Аввакум-то здесь с середины того века, — продолжал Петрович. — Наверное, последний среди нас был верующий. Каторжанин, бежал с одного из этапов, и под брёвна попал. Лес сплавляли, брёвна скатывали — его и придавило. Редкостный прохвост! И ничто его не брало, даже ядерная война. Это сейчас пошли зомби и вампиры,
Мне тридцать пять было, когда на войну пошёл. Уже семья, дети. Но как заговорённый: никто из ребят наших, кто со мной пошёл, не уцелел. Кто-то инвалидом стал, большинство погибло. Я один — весь в шрамах, но живой и на всё годный. Я, когда под грузовик попал, здоровее многих молодых был. Помню, сильно переживал первое время, особенно после двух первых концов света. Аввакум мне и сказал: если ты это наказанием считаешь, то ты арестант, вечный каторжник, и покоя тебе не будет. Для тебя, говорит, каждый конец света будет этапом. Каторгой, то есть. Я вот, говорит, сам каторжник. Однако здесь всё понял, и не тосковал, как только понял. Я ему и говорю: что этап, это верно. Но другой этап. Жизненного пути. Он посмеялся, помнится, потом и я засмеялся сам, и уже не переживал. А что толку переживать? Человек, если он человек, везде себе место найдёт, и цель найдёт, применение.

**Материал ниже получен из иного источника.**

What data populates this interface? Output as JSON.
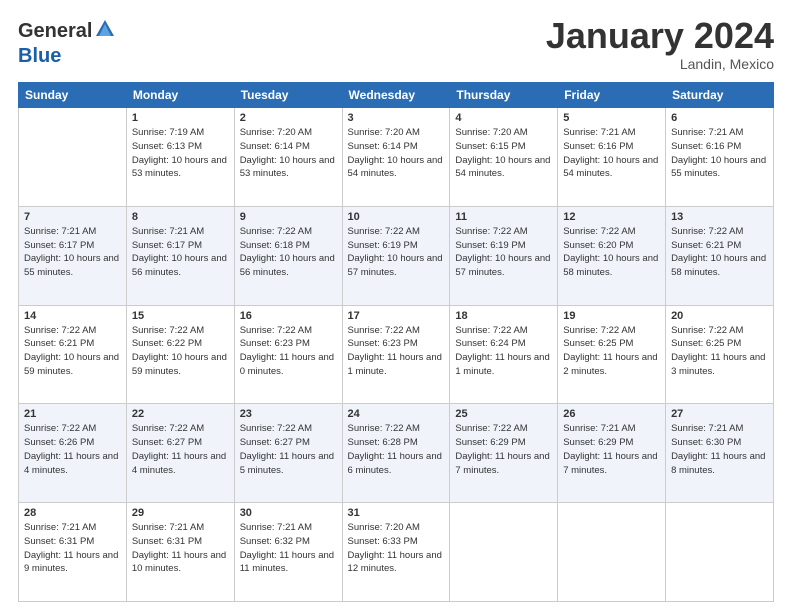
{
  "header": {
    "logo_general": "General",
    "logo_blue": "Blue",
    "month_title": "January 2024",
    "location": "Landin, Mexico"
  },
  "days_of_week": [
    "Sunday",
    "Monday",
    "Tuesday",
    "Wednesday",
    "Thursday",
    "Friday",
    "Saturday"
  ],
  "weeks": [
    [
      {
        "day": "",
        "sunrise": "",
        "sunset": "",
        "daylight": "",
        "empty": true
      },
      {
        "day": "1",
        "sunrise": "Sunrise: 7:19 AM",
        "sunset": "Sunset: 6:13 PM",
        "daylight": "Daylight: 10 hours and 53 minutes."
      },
      {
        "day": "2",
        "sunrise": "Sunrise: 7:20 AM",
        "sunset": "Sunset: 6:14 PM",
        "daylight": "Daylight: 10 hours and 53 minutes."
      },
      {
        "day": "3",
        "sunrise": "Sunrise: 7:20 AM",
        "sunset": "Sunset: 6:14 PM",
        "daylight": "Daylight: 10 hours and 54 minutes."
      },
      {
        "day": "4",
        "sunrise": "Sunrise: 7:20 AM",
        "sunset": "Sunset: 6:15 PM",
        "daylight": "Daylight: 10 hours and 54 minutes."
      },
      {
        "day": "5",
        "sunrise": "Sunrise: 7:21 AM",
        "sunset": "Sunset: 6:16 PM",
        "daylight": "Daylight: 10 hours and 54 minutes."
      },
      {
        "day": "6",
        "sunrise": "Sunrise: 7:21 AM",
        "sunset": "Sunset: 6:16 PM",
        "daylight": "Daylight: 10 hours and 55 minutes."
      }
    ],
    [
      {
        "day": "7",
        "sunrise": "Sunrise: 7:21 AM",
        "sunset": "Sunset: 6:17 PM",
        "daylight": "Daylight: 10 hours and 55 minutes."
      },
      {
        "day": "8",
        "sunrise": "Sunrise: 7:21 AM",
        "sunset": "Sunset: 6:17 PM",
        "daylight": "Daylight: 10 hours and 56 minutes."
      },
      {
        "day": "9",
        "sunrise": "Sunrise: 7:22 AM",
        "sunset": "Sunset: 6:18 PM",
        "daylight": "Daylight: 10 hours and 56 minutes."
      },
      {
        "day": "10",
        "sunrise": "Sunrise: 7:22 AM",
        "sunset": "Sunset: 6:19 PM",
        "daylight": "Daylight: 10 hours and 57 minutes."
      },
      {
        "day": "11",
        "sunrise": "Sunrise: 7:22 AM",
        "sunset": "Sunset: 6:19 PM",
        "daylight": "Daylight: 10 hours and 57 minutes."
      },
      {
        "day": "12",
        "sunrise": "Sunrise: 7:22 AM",
        "sunset": "Sunset: 6:20 PM",
        "daylight": "Daylight: 10 hours and 58 minutes."
      },
      {
        "day": "13",
        "sunrise": "Sunrise: 7:22 AM",
        "sunset": "Sunset: 6:21 PM",
        "daylight": "Daylight: 10 hours and 58 minutes."
      }
    ],
    [
      {
        "day": "14",
        "sunrise": "Sunrise: 7:22 AM",
        "sunset": "Sunset: 6:21 PM",
        "daylight": "Daylight: 10 hours and 59 minutes."
      },
      {
        "day": "15",
        "sunrise": "Sunrise: 7:22 AM",
        "sunset": "Sunset: 6:22 PM",
        "daylight": "Daylight: 10 hours and 59 minutes."
      },
      {
        "day": "16",
        "sunrise": "Sunrise: 7:22 AM",
        "sunset": "Sunset: 6:23 PM",
        "daylight": "Daylight: 11 hours and 0 minutes."
      },
      {
        "day": "17",
        "sunrise": "Sunrise: 7:22 AM",
        "sunset": "Sunset: 6:23 PM",
        "daylight": "Daylight: 11 hours and 1 minute."
      },
      {
        "day": "18",
        "sunrise": "Sunrise: 7:22 AM",
        "sunset": "Sunset: 6:24 PM",
        "daylight": "Daylight: 11 hours and 1 minute."
      },
      {
        "day": "19",
        "sunrise": "Sunrise: 7:22 AM",
        "sunset": "Sunset: 6:25 PM",
        "daylight": "Daylight: 11 hours and 2 minutes."
      },
      {
        "day": "20",
        "sunrise": "Sunrise: 7:22 AM",
        "sunset": "Sunset: 6:25 PM",
        "daylight": "Daylight: 11 hours and 3 minutes."
      }
    ],
    [
      {
        "day": "21",
        "sunrise": "Sunrise: 7:22 AM",
        "sunset": "Sunset: 6:26 PM",
        "daylight": "Daylight: 11 hours and 4 minutes."
      },
      {
        "day": "22",
        "sunrise": "Sunrise: 7:22 AM",
        "sunset": "Sunset: 6:27 PM",
        "daylight": "Daylight: 11 hours and 4 minutes."
      },
      {
        "day": "23",
        "sunrise": "Sunrise: 7:22 AM",
        "sunset": "Sunset: 6:27 PM",
        "daylight": "Daylight: 11 hours and 5 minutes."
      },
      {
        "day": "24",
        "sunrise": "Sunrise: 7:22 AM",
        "sunset": "Sunset: 6:28 PM",
        "daylight": "Daylight: 11 hours and 6 minutes."
      },
      {
        "day": "25",
        "sunrise": "Sunrise: 7:22 AM",
        "sunset": "Sunset: 6:29 PM",
        "daylight": "Daylight: 11 hours and 7 minutes."
      },
      {
        "day": "26",
        "sunrise": "Sunrise: 7:21 AM",
        "sunset": "Sunset: 6:29 PM",
        "daylight": "Daylight: 11 hours and 7 minutes."
      },
      {
        "day": "27",
        "sunrise": "Sunrise: 7:21 AM",
        "sunset": "Sunset: 6:30 PM",
        "daylight": "Daylight: 11 hours and 8 minutes."
      }
    ],
    [
      {
        "day": "28",
        "sunrise": "Sunrise: 7:21 AM",
        "sunset": "Sunset: 6:31 PM",
        "daylight": "Daylight: 11 hours and 9 minutes."
      },
      {
        "day": "29",
        "sunrise": "Sunrise: 7:21 AM",
        "sunset": "Sunset: 6:31 PM",
        "daylight": "Daylight: 11 hours and 10 minutes."
      },
      {
        "day": "30",
        "sunrise": "Sunrise: 7:21 AM",
        "sunset": "Sunset: 6:32 PM",
        "daylight": "Daylight: 11 hours and 11 minutes."
      },
      {
        "day": "31",
        "sunrise": "Sunrise: 7:20 AM",
        "sunset": "Sunset: 6:33 PM",
        "daylight": "Daylight: 11 hours and 12 minutes."
      },
      {
        "day": "",
        "empty": true
      },
      {
        "day": "",
        "empty": true
      },
      {
        "day": "",
        "empty": true
      }
    ]
  ]
}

— А что стало с Аввакумом?
— Ушёл. Нашёл другую команду, там как раз было одиннадцать, и ушёл. Помню, как с нами прощался — вам, говорит, оставаться, пока единоверцев не сыщете. А мне пора. Это ведь он понял, как можно с другими командами встретиться. Никто такого и представить не мог, а он сумел. И ведь неуч, грамоты не знал, до ста едва умел считать. Здесь уже всему научился. Умище был! — и Петрович покачал головой. — Фёдор потом видел, как это выглядит, когда уходят. И записку принёс, от Аввакума. Не саму записку, фотокопию. Точно он передал, была там пара подробностей, о них никто чужой не мог знать.
— Что он передал в записке?
— То и передал, что мы теперь знаем. Соберите двенадцать, одной веры, и как найдёте, то зеркала вас пропустят в Царствие Божие.
— То есть те двенадцать умерли?
— Кто знает, — пожал плечами Петрович. — Фёдор говорит, что вряд ли. Да и Аввакум был горазд красиво сказать. Он ведь здесь уже уверовал, когда понял, что как заговорённый, что его ничто не берёт. Пока других спасает — не берёт.
— Одной веры, — повторил Николаев, и усмехнулся.
— Мы не верующие, — согласился Петрович. — Никто из нас. Но вера у нас одна, вот так вот.
Николаев отпил ещё чая и задумался. Крепко задумался.
— Тебе, верно, интересно, как я тебя нашёл? — Петрович добыл ещё одну сигарету. — Аввакум мне подсказал. Кто, говорит, твоей веры, всегда тебя заметит и в глаза посмотрит. А если сомневаешься, что это он, то пойди прочь, в другое место, и там он тебя непременно снова встретит. Потому что чувствуете, что одна вера у вас, что свои. Так и выходило.
— А те, которые с нами не остались? Они той же веры были?
— Были, — согласился Петрович. — Но их вера не устояла. Когда конец света наступает, тут и видно, что ты за человек. Кто-то укрепляется в вере, кто-то отказывается от неё. Вот и всё. Когда начинается, у тебя полминуты, не больше, чтобы выжить в первый раз. И несколько попыток даётся — других спасти. Хотя бы одного. Если спас — значит, прошёл отбор. Так мы поняли.
— А я кого спас? — подумал вслух Николаев. — Кошку разве что.